Asked May 30, 2017, 3:57 PM EDT

I recently rescued an extremely large worm which one of my chickens unearthed from a spot where I have been dumping water when I change out the chickens water. I thought it was a snake at first, but when I ran in to rescue it, it appeared to be a worm or maybe a salamander? Never seen a worm that big before, and the chickens were kind of afraid of it. Unfortunately, I didn't get a photo, or an extremely good look at it as I was concerned to get it to safety, and....I'm kind of squeamish when it comes to worms. I picked it up and placed it in the area of the yard which is shaded and overgrown with nettle. I live in Eugene, off of River Road which is a couple of blocks from the Willamette River. I am concerned about if it is either the Oregon Giant Earthworm or a salamander what I can do to keep my yard a "friendly" place for them to live (in spite of chickens.) Thank you.

Lane County Oregon

3 Responses

First off, thank you for being so friendly to other life forms! Oregon Giant Earthworms are rare and not in our valley. They live 4 or more feet underground in a very limited area. We do occasionally get really huge night crawlers, however, and that is a more likely identification. They live in fixed burrows so it may have been flooded out. Salamanders prefer a damp, usually shaded location. We also have newts which are not quite so fussy, but still need damp areas. Nettle is very friendly to such creatures as well as being a great food source for us and other creatures.
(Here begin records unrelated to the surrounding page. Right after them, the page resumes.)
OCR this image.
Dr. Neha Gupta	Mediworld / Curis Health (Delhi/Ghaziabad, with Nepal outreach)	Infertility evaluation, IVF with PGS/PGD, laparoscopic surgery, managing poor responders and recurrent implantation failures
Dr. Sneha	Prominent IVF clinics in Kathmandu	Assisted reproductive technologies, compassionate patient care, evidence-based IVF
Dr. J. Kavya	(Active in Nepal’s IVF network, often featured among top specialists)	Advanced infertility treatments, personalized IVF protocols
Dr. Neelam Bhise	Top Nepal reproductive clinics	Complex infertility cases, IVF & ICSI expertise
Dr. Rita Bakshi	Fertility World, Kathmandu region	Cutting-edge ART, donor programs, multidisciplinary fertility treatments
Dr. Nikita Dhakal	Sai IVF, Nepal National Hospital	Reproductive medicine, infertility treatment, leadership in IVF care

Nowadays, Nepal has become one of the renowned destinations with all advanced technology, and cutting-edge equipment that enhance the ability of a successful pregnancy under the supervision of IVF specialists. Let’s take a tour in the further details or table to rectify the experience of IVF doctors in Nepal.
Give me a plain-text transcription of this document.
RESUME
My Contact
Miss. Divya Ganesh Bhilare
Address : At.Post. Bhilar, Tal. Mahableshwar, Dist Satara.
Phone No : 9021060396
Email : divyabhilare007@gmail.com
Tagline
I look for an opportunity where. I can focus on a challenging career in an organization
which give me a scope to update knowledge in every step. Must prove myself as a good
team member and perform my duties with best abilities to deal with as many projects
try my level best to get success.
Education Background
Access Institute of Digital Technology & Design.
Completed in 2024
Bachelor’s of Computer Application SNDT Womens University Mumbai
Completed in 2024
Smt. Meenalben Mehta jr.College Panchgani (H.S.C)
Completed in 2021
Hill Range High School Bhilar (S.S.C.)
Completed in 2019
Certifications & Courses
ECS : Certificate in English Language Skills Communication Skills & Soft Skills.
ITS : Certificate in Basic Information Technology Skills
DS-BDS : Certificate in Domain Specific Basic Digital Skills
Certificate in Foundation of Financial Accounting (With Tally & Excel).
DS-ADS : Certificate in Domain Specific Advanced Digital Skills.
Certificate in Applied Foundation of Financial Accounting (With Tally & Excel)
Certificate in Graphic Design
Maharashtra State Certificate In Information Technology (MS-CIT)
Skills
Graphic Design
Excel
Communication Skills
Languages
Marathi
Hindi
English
Thank you so much for your response. Kind of glad to know it wasn't an Oregon Giant Earthworm. I will make sure my Nettle patch stays nice and wet. I remember when I had been cultivating gardens in Oakland, CA for a number of years, salamanders or newts started appearing in the evenings. I was overjoyed, and would be again, if, this happened in my current gardening site. Thanks again; I appreciate a source to go to for information about the wildlife in my area.

Part of the joy of gardening is other discoveries of the natural world. You are most welcome!